Vivienne Stern, the director of UUKI, said: “While there has been a growing realisation of the tremendous social and cultural benefits of international students, this study provides a stark reminder of their financial importance to communities across the UK, economic recovery and the levelling-up agenda.”

The figures show that the economic benefits generated by international students far outweigh the costs to public services such as healthcare. Including teaching grants from central government as well as net NHS spending and other social expenditure such as police and education, the costs amount to just £2.9bn.

The figures compiled by London Economics don’t account for opportunity costs, and exclude any longer-term benefits such as investment, business and trade links.
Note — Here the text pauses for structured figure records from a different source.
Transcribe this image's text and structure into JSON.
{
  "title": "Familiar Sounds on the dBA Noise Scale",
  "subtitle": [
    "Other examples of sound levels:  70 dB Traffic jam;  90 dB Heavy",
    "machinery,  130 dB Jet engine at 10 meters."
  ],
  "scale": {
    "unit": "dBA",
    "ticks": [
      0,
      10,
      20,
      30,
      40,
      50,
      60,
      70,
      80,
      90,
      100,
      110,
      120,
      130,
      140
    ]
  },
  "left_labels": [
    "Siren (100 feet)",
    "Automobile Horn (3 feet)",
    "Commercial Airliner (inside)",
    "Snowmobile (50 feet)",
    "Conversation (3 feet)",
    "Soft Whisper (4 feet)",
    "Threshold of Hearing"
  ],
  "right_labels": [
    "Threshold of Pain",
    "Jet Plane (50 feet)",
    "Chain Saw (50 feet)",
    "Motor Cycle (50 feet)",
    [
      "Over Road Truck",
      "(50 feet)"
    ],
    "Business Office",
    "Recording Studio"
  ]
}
The £26bn net total is 19% higher in real terms than similar analysis using figures from 2015-16, mainly driven by the increase in international student numbers. In 2015-16, 174,000 international students from outside the EU undertook their first year of study in the UK, and by 2018-19 the figure had risen to nearly 208,000.

The study showed that approximately £4.7bn worth of net impact originated with EU students, while the remaining £21.3bn was generated by students from outside the EU. However, those figures are from when EU students were still eligible for domestic fees and student loans.

Since the completion of Brexit, EU-domiciled students have been charged the same higher tuition fees as international students. This year there has been a more than 50% slump in the numbers of EU students accepting places on undergraduate courses in the UK, from 22,000 in 2020 to 9,800 in 2021.

Nick Hillman, the director of Hepi, said the results confirmed that higher education was one of the UK’s leading export earners. “We need to provide a warm welcome, ensure our educational offer remains competitive and help international students secure fulfilling careers after study.

“The policy environment is, in many respects, more conducive than it was, with the government gradually becoming more positive about international students. But the current halving in the number of EU students confirms future success cannot be taken for granted,” Hillman said.